El acceso se realiza desde la localidad de Calmarza, y requiere una corta caminata. La sensación al llegar es de asombro: es como descubrir una piscina secreta en el fondo de un cañón. El lugar tiene un aura mágica y tranquila.
La natación aquí es una experiencia casi espiritual, en un silencio solo roto por el sonido del agua. Es importante extremar el cuidado, ya que es un entorno natural muy sensible. Es, sin duda, una de las piscinas naturales con el entorno más dramático y sobrecogedor de toda Aragón.
Aragón es un territorio generoso en agua y paisajes, y esta selección de piscinas naturales es solo una muestra de sus infinitos rincones para el baño en la naturaleza. Desde los escenarios glaciares del Pirineo hasta las hoces serranas de la Ibérica, cada poza ofrece una experiencia única de conexión con el medio ambiente.

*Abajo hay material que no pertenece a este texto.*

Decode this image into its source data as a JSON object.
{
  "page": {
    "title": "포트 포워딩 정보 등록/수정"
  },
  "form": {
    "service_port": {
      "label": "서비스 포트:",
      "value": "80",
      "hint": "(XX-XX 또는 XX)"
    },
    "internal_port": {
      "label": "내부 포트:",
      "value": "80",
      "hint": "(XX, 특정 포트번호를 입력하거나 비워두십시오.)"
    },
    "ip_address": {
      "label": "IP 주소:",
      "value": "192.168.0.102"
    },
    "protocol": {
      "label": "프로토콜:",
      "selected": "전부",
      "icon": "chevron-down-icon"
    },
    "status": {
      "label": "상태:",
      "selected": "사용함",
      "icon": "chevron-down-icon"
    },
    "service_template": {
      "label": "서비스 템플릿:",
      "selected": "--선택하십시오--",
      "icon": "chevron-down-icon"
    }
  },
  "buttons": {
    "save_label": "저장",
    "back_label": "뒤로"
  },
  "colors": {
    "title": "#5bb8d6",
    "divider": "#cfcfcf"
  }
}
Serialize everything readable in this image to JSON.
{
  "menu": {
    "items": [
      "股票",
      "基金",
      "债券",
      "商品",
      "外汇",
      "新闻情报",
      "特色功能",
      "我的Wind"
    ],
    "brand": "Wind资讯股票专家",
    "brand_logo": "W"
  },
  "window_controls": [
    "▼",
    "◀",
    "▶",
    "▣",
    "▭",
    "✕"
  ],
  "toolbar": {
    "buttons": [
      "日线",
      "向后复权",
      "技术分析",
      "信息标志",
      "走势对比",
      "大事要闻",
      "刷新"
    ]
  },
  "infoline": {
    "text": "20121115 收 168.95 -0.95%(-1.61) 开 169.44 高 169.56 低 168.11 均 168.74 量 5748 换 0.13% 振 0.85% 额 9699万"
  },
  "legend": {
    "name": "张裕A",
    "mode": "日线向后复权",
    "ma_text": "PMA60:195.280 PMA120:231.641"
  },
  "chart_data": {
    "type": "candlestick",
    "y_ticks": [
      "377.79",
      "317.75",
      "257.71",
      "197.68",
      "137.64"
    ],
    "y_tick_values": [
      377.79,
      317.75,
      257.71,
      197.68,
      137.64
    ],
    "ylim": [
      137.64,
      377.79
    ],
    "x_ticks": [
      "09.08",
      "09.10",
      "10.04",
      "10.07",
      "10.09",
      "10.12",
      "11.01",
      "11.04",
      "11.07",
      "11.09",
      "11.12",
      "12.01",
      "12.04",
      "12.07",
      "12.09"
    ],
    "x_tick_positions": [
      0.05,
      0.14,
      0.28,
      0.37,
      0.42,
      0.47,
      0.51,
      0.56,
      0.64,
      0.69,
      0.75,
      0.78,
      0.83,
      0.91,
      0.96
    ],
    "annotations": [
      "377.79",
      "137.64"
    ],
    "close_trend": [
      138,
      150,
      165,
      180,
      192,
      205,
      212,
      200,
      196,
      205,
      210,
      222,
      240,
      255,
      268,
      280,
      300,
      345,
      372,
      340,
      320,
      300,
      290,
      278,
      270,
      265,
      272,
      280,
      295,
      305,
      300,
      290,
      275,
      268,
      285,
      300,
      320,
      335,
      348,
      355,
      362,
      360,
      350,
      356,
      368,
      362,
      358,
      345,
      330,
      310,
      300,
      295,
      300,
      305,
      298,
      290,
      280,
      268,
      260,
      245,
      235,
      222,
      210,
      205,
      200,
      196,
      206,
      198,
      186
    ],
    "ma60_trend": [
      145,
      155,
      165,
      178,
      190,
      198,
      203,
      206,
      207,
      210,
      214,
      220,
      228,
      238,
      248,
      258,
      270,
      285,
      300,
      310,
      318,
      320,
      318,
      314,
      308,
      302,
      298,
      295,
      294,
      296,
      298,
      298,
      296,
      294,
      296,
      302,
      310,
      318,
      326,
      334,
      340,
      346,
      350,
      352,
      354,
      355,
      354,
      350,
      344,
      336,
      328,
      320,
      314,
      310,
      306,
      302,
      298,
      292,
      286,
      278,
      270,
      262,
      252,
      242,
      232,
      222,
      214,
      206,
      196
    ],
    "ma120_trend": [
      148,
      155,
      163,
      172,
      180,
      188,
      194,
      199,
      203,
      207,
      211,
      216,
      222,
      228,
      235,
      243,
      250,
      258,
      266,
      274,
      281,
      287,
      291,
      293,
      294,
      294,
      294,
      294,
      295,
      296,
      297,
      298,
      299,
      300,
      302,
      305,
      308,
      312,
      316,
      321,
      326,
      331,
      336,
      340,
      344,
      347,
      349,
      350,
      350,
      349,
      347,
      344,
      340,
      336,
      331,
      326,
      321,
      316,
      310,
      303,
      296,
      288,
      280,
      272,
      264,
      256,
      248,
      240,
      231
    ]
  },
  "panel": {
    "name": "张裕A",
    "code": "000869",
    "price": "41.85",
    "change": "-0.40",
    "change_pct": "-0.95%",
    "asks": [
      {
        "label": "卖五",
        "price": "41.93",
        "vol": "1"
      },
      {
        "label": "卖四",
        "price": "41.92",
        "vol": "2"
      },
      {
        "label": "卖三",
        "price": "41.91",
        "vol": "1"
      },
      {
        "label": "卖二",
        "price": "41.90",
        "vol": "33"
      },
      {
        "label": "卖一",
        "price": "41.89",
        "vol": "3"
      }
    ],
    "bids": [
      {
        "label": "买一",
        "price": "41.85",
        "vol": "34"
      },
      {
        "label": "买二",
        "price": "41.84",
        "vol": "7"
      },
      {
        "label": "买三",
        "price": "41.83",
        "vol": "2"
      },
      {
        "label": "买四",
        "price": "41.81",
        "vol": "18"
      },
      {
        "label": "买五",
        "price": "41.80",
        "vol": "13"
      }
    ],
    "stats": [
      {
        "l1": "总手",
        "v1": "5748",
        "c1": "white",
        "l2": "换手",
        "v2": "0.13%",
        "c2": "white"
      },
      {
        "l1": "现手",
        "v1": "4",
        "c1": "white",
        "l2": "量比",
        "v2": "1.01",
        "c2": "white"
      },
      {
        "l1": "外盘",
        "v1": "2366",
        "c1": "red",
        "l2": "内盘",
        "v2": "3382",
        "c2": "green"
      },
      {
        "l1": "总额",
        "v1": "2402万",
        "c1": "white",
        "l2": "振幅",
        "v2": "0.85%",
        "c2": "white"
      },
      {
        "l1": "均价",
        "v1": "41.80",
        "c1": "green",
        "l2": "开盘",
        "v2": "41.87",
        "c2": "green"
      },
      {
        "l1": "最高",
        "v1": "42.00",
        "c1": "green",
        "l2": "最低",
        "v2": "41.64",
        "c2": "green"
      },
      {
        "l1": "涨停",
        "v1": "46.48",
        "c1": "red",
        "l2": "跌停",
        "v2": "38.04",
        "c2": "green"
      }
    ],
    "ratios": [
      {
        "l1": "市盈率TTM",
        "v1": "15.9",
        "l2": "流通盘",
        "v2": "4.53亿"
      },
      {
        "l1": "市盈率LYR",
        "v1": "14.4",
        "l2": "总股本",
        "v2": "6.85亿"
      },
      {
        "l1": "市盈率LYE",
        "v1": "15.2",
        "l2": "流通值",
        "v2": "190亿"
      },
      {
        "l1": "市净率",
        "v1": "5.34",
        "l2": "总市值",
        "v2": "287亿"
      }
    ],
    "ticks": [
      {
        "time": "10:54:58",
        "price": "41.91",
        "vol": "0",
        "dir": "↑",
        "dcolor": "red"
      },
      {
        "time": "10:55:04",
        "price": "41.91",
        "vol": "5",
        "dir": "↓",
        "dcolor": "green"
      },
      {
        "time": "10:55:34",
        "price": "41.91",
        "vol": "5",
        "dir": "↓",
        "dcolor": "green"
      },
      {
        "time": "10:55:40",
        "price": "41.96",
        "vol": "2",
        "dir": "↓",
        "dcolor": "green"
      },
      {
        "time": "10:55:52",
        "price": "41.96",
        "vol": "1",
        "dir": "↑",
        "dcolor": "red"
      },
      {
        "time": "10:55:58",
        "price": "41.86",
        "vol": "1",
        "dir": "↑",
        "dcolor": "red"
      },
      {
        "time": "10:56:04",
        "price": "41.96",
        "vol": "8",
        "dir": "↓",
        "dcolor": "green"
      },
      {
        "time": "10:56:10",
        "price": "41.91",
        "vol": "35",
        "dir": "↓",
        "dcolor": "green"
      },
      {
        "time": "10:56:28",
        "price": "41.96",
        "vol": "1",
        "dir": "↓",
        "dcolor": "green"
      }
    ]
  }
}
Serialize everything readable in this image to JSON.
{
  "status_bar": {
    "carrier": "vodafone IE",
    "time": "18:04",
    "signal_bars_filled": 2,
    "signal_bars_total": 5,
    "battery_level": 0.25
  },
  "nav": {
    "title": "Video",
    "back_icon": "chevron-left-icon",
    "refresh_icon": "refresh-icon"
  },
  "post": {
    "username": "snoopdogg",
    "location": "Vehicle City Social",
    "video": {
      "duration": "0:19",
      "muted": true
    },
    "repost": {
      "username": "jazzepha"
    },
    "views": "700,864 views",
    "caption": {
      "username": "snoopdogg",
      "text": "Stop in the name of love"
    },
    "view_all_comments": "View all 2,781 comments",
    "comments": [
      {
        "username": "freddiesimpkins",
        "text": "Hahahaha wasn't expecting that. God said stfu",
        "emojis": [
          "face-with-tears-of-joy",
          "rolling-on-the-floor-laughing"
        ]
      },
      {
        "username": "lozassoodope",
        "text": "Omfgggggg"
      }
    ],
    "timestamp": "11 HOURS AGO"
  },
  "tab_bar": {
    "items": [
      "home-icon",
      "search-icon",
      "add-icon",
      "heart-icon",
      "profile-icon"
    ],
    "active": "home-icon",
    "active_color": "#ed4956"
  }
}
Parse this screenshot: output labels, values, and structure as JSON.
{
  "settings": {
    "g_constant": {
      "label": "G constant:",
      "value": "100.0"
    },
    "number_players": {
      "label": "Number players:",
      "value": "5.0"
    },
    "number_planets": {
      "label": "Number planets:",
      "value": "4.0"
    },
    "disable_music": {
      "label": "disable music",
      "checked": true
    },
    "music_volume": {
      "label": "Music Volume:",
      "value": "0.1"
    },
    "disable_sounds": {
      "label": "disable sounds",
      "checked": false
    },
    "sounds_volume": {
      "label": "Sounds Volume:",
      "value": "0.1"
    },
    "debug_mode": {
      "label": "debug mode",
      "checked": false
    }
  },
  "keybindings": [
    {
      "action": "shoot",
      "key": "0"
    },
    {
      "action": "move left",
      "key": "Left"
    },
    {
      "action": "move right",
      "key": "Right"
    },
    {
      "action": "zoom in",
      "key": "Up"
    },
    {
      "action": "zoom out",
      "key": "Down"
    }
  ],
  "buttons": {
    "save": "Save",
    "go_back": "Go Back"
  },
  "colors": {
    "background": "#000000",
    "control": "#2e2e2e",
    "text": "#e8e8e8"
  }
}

Recordemos que su conservación depende de nuestro comportamiento: no dejar residuos, no usar cremas solares no biodegradables antes del baño, respetar la flora y la fauna, y estacionar los vehículos en los lugares habilitados. Disfrutemos de estos regalos de la naturaleza con responsabilidad, para que sigan siendo refugios de frescor y belleza para las generaciones futuras. Tu próxima aventura acuática y natural te espera en Aragón.